Trying to pay $150k in loans from grad school, plus maybe $10k-$50k from undergrad, plus your house payment, plus paying for food and clothing, plus starting a family, while on the starting salary for a practicing clinical psychologist would easily qualify as poor to me. Seeing yourself making less money than less qualified and less trained people in the same organization probably has a direct impact on happiness too. Probably so does seeing the quality of graduates of your profession slide.
It would be fantastic if we could all run through a meadow collecting butterflies and rainbows together. But, that kind of pollyannaism isn't going to serve the profession, nor will this "money doesn't matter to happiness" stuff. If money doesn't matter to you, awesome--it shouldn't be hard to understand why I'd ask you to please stay away from my profession, though.

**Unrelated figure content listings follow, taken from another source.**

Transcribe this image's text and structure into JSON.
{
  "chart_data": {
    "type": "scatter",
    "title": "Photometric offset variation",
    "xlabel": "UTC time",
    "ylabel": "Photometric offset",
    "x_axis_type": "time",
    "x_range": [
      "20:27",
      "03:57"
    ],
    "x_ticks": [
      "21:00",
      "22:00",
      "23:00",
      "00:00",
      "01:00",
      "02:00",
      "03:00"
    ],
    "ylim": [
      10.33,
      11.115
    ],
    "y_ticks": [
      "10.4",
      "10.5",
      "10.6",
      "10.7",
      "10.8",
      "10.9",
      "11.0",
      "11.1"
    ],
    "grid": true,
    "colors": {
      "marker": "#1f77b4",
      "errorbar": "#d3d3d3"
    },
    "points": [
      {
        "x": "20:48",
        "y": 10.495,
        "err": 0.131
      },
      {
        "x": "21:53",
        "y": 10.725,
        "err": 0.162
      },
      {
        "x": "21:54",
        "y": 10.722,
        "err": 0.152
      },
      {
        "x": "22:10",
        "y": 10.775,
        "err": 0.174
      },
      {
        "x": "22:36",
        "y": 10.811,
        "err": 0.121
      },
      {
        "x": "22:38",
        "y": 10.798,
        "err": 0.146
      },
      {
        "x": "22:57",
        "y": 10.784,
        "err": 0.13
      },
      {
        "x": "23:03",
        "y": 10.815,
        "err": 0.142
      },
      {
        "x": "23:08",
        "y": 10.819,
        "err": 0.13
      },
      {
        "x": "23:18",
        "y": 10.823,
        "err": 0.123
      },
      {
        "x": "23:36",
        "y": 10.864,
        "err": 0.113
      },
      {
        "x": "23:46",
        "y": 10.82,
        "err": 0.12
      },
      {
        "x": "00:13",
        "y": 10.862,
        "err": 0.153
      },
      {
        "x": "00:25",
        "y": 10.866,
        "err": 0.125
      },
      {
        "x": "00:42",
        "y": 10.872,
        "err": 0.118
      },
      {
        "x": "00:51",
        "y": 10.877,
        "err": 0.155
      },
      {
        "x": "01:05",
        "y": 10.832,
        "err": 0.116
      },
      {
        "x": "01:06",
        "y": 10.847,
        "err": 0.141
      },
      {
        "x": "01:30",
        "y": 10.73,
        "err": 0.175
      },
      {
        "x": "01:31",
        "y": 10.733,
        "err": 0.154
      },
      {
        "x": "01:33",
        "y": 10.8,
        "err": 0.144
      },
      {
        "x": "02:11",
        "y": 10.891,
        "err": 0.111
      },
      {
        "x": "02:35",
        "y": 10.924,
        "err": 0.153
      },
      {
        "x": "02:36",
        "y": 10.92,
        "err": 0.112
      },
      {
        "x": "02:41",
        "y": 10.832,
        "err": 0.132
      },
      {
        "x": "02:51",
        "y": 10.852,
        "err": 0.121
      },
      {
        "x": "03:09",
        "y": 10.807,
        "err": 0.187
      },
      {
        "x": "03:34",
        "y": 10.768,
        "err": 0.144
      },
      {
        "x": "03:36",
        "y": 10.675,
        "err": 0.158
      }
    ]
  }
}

I'm not sure that it serves the profession to denigrate alternative voices by consigning them to the "pollyanna, butterflies, and rainbows" category though. We are not going to thrive as a profession if we fall into the Fox News outlook on social problems--and the debt load relative to salary potential problem in the profession is a huge social problem we need to solve TOGETHER. Fueling entitlement and resentment in students does not help them get creative about where to find work with their skill sets. Being derogatory about other professional categories doesn't foster the kind of interdisciplinary cooperation that will lead to new work settings for psychologists. The biggest domain for new work/salaries for psychologists is in primary care and hiring committees in those settings will detect attitudes of "superiority" relative to RNs, LCSWs, that will doom candidates...Teamwork is what we need I think......even in relation to your colleagues who care less about the total income category.